Thursday, August 9, 2018

Calculating the Value of Knoxville's Smoke Eaters

James R. Newman (KFD)
McClung Historical
Digital Collection
The October 13, 1891 edition of the Knoxville Journal ran the following article below on the trials and tribulations of a fireman in response to cries from local taxpayers that the average Knoxville fire lady is "well paid." The Journal countered that Knoxville's smoke eaters earned $45 per month, or, broken down, 6 cents per hour, a rate which was 4 cents an hour less than the common laborer:

"A Crying Wrong: The life of a fireman is a dangerous one. Every time the gong sounds an alarm in the engine house, the fireman takes his life in his hand and rushes forth on his mission to save. No one can tell when a falling wall will end his days, or one of the thousand dangers incident upon fighting fire will cut short his life. There goes a engine down the street, the horses frenzied and going at the highest speed. Everything is excited, and no thought reigns save to reach the fire in the quickest possible time. The clang of the gong, the roar of the engine, the rattle of the wheels over the stony streets, the cries of the people, the haste of the drivers of vehicles to clear the way, warnings to pedestrians hurled out combine to make a scene difficult to paint. But a corner is turned and right in the way comes a huge dray the driver unalert. There are fierce shouts but too late for the heavy wheels of the engine and those of the wagon are momentarily locked and in the shock out goes the body of a man in helmet and rubber boots to land on his head to be picked up with a  broken neck, or may be he is thrown violently to the earth and a limb broken. Little time to attend to him if the engine is able to move on. The fire is the thing. Or, may be in the mad haste a street car rail raised above the legal height does the work and some poor woman is made a widow and some poor children orphans; or some poor chap is laid up with broken bones, in for a long siege before convalescence comes.

Once at the fire a host of dangers threaten.
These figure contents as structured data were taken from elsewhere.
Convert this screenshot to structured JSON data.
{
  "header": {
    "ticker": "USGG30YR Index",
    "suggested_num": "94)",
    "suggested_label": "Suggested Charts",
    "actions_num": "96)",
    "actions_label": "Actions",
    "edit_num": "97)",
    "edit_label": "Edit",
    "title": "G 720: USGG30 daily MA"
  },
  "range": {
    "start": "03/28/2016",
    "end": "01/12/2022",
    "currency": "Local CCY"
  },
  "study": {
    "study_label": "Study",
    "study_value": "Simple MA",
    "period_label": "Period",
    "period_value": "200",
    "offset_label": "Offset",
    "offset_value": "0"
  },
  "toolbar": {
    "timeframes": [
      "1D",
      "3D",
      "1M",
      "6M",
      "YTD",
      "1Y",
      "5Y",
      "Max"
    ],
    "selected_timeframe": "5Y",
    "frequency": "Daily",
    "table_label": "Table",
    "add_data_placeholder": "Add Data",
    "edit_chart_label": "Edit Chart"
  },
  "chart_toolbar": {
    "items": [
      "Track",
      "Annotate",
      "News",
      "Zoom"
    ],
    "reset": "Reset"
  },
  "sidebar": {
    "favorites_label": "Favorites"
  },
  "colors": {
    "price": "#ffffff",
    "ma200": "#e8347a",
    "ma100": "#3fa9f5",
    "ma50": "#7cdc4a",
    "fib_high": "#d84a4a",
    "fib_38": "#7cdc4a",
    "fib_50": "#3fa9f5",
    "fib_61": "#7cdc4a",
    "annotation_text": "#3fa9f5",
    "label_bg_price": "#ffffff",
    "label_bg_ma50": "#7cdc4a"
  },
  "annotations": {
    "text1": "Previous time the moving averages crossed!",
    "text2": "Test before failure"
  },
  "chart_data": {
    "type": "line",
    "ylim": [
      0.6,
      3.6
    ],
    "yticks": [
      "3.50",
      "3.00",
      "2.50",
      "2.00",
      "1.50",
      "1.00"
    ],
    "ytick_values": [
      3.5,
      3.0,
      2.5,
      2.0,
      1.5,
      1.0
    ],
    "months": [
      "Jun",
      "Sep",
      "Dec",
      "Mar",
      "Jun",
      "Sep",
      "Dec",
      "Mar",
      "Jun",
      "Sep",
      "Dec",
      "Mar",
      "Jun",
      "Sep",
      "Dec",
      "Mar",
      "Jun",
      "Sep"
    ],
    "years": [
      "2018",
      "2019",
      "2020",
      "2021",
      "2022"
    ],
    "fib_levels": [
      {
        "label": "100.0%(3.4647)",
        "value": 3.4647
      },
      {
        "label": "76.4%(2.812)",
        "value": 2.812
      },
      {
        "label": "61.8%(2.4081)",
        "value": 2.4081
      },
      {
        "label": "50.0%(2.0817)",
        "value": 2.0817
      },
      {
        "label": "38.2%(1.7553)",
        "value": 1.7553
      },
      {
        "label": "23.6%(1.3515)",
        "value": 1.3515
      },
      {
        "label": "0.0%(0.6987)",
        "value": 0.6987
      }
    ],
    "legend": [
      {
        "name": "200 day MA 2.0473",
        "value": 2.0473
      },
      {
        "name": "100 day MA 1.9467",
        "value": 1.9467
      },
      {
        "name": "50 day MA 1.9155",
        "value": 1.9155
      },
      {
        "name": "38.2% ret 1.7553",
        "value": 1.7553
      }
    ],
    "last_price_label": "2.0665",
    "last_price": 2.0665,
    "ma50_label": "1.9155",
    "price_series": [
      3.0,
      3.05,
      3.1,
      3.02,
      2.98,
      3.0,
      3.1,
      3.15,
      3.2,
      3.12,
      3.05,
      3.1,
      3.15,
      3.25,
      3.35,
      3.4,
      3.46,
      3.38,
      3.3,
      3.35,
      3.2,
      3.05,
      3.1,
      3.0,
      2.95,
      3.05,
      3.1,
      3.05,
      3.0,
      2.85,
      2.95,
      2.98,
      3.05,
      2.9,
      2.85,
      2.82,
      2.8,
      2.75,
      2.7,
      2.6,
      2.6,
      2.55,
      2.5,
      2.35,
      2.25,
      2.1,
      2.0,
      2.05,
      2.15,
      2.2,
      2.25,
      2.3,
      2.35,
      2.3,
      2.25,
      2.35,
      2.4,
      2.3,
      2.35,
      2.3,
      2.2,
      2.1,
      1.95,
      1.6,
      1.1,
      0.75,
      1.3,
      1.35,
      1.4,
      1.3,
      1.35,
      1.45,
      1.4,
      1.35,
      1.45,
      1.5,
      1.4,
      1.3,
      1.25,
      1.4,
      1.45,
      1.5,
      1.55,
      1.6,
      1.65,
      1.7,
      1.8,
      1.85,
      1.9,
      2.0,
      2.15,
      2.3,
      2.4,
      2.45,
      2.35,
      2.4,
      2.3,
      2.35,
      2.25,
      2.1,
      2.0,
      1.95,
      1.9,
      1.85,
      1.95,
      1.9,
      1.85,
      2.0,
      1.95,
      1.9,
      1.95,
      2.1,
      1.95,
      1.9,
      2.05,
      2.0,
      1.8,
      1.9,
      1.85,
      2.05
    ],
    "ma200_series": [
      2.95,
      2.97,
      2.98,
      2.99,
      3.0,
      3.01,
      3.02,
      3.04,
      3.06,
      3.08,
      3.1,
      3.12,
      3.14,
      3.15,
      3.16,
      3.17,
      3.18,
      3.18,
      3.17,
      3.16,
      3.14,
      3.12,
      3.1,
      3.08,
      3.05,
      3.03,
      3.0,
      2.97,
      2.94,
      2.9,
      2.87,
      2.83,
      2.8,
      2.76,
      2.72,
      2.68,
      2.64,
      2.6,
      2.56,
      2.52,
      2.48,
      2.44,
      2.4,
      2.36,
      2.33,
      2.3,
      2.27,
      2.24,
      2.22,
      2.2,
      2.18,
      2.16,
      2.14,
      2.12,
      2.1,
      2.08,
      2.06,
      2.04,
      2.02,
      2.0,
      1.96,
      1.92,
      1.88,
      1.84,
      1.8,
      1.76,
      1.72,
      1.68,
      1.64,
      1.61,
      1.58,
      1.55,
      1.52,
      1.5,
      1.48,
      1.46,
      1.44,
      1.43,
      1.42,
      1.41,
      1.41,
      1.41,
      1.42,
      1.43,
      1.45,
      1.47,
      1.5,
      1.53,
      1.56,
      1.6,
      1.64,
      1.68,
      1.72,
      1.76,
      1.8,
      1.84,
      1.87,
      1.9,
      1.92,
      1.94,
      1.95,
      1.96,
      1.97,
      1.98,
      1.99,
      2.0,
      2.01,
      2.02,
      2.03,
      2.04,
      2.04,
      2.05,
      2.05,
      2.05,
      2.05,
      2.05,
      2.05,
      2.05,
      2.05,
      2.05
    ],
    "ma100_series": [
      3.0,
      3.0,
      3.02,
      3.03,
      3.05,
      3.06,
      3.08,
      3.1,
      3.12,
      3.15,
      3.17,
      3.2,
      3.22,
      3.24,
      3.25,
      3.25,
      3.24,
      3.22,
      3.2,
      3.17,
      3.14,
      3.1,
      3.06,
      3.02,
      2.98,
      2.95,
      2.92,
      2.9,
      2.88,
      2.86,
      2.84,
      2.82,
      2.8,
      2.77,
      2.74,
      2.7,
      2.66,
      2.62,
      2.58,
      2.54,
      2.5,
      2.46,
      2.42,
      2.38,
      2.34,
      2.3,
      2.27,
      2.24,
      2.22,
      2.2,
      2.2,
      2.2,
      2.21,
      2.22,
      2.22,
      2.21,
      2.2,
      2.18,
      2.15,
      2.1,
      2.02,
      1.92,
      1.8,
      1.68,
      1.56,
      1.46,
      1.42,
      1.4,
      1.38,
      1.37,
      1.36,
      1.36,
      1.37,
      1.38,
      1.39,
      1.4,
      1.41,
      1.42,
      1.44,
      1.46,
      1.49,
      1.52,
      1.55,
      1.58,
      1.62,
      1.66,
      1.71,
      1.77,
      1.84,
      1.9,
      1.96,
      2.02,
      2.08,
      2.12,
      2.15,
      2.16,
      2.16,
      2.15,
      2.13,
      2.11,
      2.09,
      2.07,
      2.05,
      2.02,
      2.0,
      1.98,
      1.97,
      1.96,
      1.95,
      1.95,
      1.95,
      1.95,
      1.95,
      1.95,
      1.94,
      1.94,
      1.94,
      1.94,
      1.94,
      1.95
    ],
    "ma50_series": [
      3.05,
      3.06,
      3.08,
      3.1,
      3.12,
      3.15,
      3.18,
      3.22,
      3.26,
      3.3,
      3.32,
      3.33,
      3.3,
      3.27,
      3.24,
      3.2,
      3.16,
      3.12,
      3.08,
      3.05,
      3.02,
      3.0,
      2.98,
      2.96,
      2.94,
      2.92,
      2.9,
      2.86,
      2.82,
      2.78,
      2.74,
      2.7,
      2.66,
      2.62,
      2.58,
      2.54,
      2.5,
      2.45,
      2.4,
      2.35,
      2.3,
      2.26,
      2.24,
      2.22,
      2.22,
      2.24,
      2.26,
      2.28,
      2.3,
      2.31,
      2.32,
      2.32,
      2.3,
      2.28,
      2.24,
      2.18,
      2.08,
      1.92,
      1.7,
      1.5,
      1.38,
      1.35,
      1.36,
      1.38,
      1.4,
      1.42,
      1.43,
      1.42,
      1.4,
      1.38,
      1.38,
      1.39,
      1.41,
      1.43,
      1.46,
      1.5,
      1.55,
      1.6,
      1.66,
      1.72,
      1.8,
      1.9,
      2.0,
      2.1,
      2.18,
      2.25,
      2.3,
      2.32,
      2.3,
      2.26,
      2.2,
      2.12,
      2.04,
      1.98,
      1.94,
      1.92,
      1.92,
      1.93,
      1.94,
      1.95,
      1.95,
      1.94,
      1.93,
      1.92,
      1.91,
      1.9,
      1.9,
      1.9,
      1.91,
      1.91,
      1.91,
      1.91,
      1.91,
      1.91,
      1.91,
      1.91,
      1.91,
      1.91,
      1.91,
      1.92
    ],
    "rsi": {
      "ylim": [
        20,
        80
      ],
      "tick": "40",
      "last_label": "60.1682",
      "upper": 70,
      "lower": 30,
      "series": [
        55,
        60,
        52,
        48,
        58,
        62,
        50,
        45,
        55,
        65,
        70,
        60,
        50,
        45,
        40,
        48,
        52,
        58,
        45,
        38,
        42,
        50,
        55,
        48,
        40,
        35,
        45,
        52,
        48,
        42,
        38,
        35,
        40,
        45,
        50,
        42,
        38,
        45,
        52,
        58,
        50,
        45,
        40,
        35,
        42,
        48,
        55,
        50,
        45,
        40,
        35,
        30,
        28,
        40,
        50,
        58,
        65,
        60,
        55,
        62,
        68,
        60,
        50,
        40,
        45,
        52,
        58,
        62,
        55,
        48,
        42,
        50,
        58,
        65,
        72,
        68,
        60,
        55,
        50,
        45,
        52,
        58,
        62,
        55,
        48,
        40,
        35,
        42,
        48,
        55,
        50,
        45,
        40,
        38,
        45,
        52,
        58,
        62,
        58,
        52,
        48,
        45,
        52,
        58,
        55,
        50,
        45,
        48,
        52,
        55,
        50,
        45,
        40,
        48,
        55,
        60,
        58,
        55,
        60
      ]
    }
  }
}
The nozzle must be carried close into the burning building to quench the conflagration. It is the post of danger. Lives may be imperiled and into that blaze some daring fire laddy must go. A wall or a floor may collapse at any moment and some poor fellow be hurled into a furnace or be struck to earth and red-hot bricks piled on him. Perhaps, if all great perils be averted, it is winter and before the flames are extinguished every fireman present may be wringing, dripping wet from head to foot, and the heat of the fire gone, before they can return to he engine house they are walking icicles, clad in an armor of ice to induce rheumatism and pulmonary diseases.
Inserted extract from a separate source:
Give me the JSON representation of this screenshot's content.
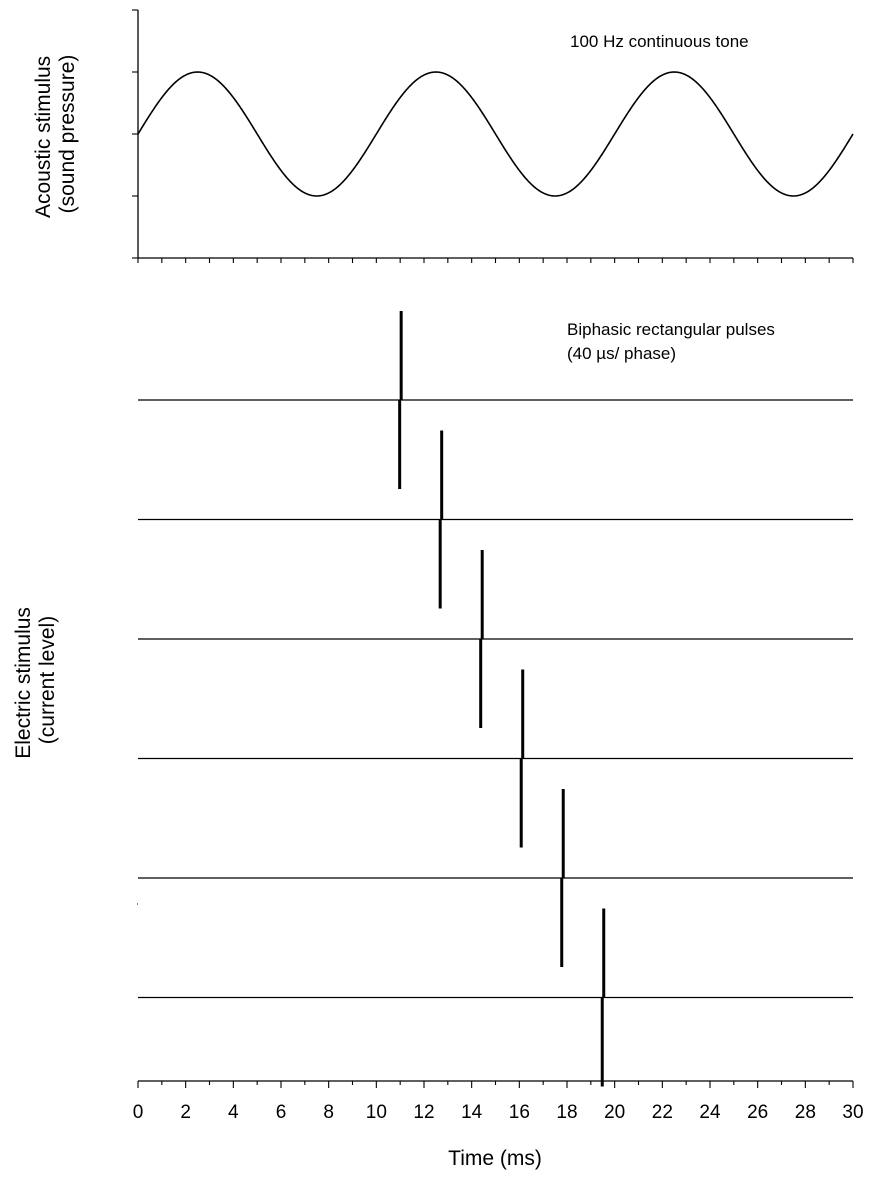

And that dreary monotonous quiet that follows with nothing to do but to wait for a summons that no one knows when will come. Tied down to the engine house or at best within a few feet of it there is nothing to vary the monotony that becomes the more oppressive in contrast with the actual work of the department. One night a week at home, two days a month off, but always on duty for that alarm must be responded to, practically on duty twenty-four hours out of twenty-four it is a life that few would care to live.       

"But," the readers objects, "they are well paid." Yes, for the very best years of their lives, for their courage and skill and perils, a gracious and proud city pays her fire laddies the munificent, the princely, the exorbitant sum of six cents per hour, $45 per month! For six cents an hour the fireman is to take all the manifold risks of fighting fire. Is it not a shame? A city that is rich and prosperous, growing and progressive, paying men picked, chosen, drilled and disciplined, four cents an hour less than is paid to common laborers who work on the streets!

Why this is so The Journal does not attempt to say. It is so and that is sufficient. If it be due to economy then economy is a vampire, a cruel savage vampire. The Journal will have more to say on this subject."